Hostilities continue in Rafah and southern Gaza despite the Israeli military's announcement on Sunday of tactical pauses in operations to allow humanitarian aid to enter, UNRWA chief Philippe Lazzarini told reporters in Oslo on Monday.

Israeli Prime Minister Benjamin Netanyahu on Sunday criticized plans announced by the military to hold daily pauses in fighting along one of the main roads into the Palestinian enclave.

Lazzarini, commissioner general of UNRWA, the main organisation delivering humanitarian aid to Gaza, said that there had been no pause in the fighting.

"There has been information that such a decision has been taken, but the political level says none of this decision has been taken," Lazzarini told a press conference.

"So for the time being, I can tell you that hostilities continue in Rafah and in the south of Gaza. And that operationally, nothing has changed yet."
The military had announced at the weekend the daily pauses from 0500 GMT until 1600 GMT in the area from the Kerem Shalom Crossing, in southern Israel, to the Salah al-Din Road and then northwards. It later clarified that normal operations would continue in Rafah, the main focus of its operation in southern Gaza.

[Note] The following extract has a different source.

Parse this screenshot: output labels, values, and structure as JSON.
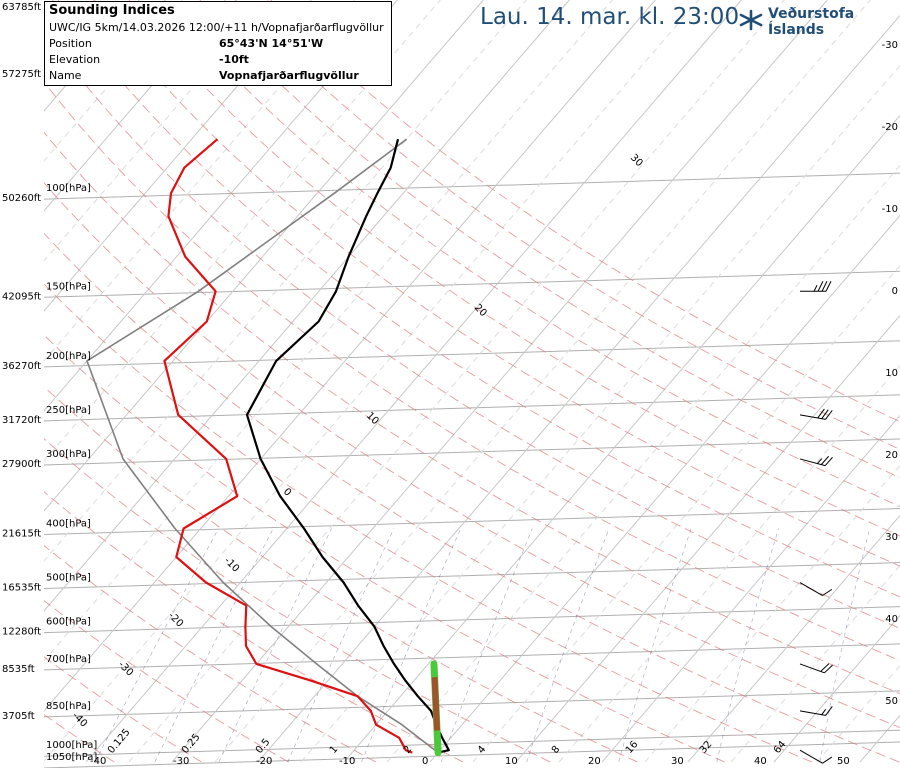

Meanwhile residents said Israeli forces were advancing deeper into the central and western areas of Rafah under heavy fire from the ground and the air.

Armed groups led by resistance movement Hamas were fighting from close range inside the Al-Shaboura camp in the heart of Rafah, according to militants and residents.

Lazzarini later told Reuters UNRWA received a notification from the Israeli military that there would be a pause.

"For the time being, I see nothing which would qualify to the definition of a pause," he said.